Many articles discussing depression ask the reader a simple question – would you tell someone with a broken leg to just “walk it off?” As ridiculous as that sounds, this is essentially what you’re doing when you tell a depressed person to just “snap out of it.” While those who have never suffered from depression may assume it’s that easy, I can assure you it is not. If it were, very few of us would experience depression for any prolonged period of time.
I heard this statement, or one of its many variations, frequently during my depressive episode and it only made me feel guilty, hurt and frustrated. The suggestion that I could simply break free from the dreary, black and white world I was living in implied that I was malingering, lazy, and that I somehow could have prevented my depression in the first place. I already felt like a failure and knowing that people thought I could magically escape this mental prison made me feel more guilty about my situation and the negative effect it was having on others. None of these feelings did anything to speed up my recovery. The fact of the matter is there is no “on/off” switch when it comes to depression. Oh how I wish there were!
Statement 2: You should be grateful – there’s always someone worse off than you.
Somewhere, deep inside, most of us know that we are fortunate to have a roof over our head, food on the table, and family and friends who care about us – when we are thinking logically. Therein lies the problem – depression is not a logical disease. While in theory this phrase sounds helpful, the depressed usually have a difficult time recognizing the good around them. It’s hard to count your blessings when you cannot seem to find a purpose to your life. I’m not saying this is a healthy way of thinking or that every depressed person feels this way, but I certainly did. Telling a severely depressed person that they are basically ungrateful is not very productive when that same person is struggling to find a reason to get out of bed in the morning.
Statement 3: You’re just being selfish.
This was always tough to hear. Depression can appear to be a selfish disease, but please understand that it is not an intentional selfishness. Depression robs you of energy, vitality, hope and vision for the future. It is a black fog that completely engulfs your mind, body and spirit. It suffocates any desire to be around other people or to participate in life. You withdraw from family and friends and eventually get lost inside your own head. It is a lonely and isolating disease that by its very nature can make you appear selfish. There were many times after someone shared this statement with me that I wished I could let them live inside my head for just a few minutes. I thought if they could experience this depression firsthand perhaps they would understand that what they perceive as selfishness is actually a symptom of a dark and unrelenting despair.

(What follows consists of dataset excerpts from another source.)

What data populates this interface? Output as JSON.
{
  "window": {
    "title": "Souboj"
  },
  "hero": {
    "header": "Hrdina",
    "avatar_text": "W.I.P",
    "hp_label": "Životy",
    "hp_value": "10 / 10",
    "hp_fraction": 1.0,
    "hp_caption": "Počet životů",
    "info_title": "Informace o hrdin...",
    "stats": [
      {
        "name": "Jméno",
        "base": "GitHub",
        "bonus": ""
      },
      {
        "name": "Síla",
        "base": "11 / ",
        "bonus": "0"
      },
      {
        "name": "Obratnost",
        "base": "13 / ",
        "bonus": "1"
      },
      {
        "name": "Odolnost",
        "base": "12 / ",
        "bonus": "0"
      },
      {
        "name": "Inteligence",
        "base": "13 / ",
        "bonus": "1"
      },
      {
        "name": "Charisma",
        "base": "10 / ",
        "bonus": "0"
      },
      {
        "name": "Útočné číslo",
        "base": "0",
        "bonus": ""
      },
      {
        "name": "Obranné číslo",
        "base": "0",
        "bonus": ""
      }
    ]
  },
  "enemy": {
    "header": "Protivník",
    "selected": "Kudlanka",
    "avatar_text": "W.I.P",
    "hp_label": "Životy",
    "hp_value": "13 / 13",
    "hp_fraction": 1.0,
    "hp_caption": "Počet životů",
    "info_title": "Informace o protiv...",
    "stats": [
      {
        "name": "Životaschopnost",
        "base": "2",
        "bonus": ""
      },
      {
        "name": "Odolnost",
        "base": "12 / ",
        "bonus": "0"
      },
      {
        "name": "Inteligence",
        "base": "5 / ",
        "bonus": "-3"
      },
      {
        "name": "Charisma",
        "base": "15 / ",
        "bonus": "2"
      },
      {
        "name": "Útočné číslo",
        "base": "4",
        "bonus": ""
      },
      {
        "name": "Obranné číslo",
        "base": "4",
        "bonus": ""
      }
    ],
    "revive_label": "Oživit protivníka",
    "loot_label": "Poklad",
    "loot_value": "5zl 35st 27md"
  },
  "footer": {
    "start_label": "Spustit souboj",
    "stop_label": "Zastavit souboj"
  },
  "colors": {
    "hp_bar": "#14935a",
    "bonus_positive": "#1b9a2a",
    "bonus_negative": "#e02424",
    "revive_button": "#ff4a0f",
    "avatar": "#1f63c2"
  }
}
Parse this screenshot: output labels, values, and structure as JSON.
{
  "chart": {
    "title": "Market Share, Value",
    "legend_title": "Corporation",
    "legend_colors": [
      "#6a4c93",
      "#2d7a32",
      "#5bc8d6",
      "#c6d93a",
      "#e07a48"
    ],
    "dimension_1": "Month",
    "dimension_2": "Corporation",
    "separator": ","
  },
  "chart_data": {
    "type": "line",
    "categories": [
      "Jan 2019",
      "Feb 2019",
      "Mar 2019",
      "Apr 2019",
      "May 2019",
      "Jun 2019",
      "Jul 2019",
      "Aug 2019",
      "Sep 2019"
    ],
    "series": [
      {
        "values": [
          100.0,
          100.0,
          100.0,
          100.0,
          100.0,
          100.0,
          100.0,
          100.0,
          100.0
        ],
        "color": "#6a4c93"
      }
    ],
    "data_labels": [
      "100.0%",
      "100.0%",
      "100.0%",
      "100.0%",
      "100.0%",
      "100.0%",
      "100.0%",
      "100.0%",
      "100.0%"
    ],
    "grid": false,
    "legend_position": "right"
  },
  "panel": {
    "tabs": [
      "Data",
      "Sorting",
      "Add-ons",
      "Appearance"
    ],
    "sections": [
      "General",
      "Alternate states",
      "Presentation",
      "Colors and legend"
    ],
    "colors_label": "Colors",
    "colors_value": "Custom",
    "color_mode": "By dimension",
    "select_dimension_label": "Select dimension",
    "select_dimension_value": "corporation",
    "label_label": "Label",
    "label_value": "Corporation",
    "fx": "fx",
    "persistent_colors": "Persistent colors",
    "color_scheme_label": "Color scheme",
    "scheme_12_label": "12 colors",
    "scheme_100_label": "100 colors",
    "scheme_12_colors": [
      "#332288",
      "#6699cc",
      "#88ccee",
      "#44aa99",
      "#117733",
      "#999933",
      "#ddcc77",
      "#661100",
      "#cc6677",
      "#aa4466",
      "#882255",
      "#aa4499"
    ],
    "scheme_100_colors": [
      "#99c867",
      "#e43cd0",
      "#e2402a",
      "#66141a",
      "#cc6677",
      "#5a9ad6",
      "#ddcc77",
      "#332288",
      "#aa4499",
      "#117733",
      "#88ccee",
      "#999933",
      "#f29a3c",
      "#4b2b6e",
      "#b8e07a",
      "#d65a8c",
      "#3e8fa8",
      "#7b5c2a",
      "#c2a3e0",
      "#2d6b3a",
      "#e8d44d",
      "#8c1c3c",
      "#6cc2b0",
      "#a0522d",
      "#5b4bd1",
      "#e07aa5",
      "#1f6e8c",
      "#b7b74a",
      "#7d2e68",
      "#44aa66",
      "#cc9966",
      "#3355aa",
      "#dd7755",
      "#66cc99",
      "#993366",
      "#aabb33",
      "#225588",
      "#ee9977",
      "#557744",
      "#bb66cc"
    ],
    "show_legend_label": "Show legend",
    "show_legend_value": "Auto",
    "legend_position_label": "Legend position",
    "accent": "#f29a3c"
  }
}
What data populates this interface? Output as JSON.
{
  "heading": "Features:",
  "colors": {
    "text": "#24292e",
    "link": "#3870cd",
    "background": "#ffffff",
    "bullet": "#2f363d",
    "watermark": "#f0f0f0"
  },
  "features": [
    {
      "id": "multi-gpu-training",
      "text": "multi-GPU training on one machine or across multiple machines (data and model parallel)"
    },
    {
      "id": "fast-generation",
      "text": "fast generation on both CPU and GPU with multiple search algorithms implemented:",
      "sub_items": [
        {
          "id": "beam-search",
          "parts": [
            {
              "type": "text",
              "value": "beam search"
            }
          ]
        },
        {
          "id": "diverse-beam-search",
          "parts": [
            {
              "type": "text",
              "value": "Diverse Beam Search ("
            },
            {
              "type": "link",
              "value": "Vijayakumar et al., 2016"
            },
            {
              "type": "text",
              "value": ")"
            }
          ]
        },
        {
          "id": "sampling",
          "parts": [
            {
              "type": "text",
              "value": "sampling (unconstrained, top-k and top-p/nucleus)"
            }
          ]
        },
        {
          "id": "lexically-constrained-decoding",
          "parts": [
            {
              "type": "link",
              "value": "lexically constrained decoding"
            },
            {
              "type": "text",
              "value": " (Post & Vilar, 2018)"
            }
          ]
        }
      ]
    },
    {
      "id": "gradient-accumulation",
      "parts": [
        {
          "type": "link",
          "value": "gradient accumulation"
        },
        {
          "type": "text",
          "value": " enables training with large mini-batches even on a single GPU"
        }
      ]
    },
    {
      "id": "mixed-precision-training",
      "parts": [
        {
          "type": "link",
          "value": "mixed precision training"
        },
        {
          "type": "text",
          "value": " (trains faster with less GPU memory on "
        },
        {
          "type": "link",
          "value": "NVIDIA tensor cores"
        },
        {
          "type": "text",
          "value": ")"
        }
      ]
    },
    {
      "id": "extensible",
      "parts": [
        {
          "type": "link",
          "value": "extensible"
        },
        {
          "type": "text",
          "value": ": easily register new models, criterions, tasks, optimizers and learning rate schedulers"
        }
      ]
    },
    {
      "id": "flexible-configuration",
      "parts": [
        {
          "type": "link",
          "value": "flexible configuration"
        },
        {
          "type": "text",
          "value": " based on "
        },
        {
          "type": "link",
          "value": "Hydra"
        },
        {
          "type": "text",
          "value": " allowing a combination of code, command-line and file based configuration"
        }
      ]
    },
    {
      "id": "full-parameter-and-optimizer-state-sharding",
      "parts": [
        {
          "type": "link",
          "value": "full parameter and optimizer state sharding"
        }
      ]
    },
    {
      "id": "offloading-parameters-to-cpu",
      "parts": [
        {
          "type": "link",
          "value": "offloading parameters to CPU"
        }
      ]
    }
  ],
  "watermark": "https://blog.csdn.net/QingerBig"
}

Statement 4: It’s all in your head.
As the young folk say, “duh!” We know it’s in our head but that doesn’t make depression any less painful or dangerous. You may not see physical manifestations of depression (in the beginning at least), but it is a real, potentially life-threatening illness. There were times during my depressive episode when I regretted that this disease was not accompanied by more blatant physical symptoms; perhaps a few large boils on my arms or measles like marks all over my body would convince others there really was something wrong with me.
There are so many people who have no choice but to keep functioning, to keep showing up for work despite the fact they are suffering from a debilitating illness. Often those around them are unaware of their suffering because there is no visible clue to the torment occurring inside until, in some cases, it’s too late. It is important to remember that although depression is in our head, this doesn’t make it any less of a disease.
I understand trying to help a depressed friend or relative can quickly become exhausting and stressful, but I hope you will resist the urge to utter any of these platitudes even at your most frustrated. As a caregiver, the most helpful thing you can do for a depressed friend or loved one is to listen with compassion and support without judgment. The most helpful thing you can do for yourself is to look after your own physical and mental well-being and then throw logic and reason out the window.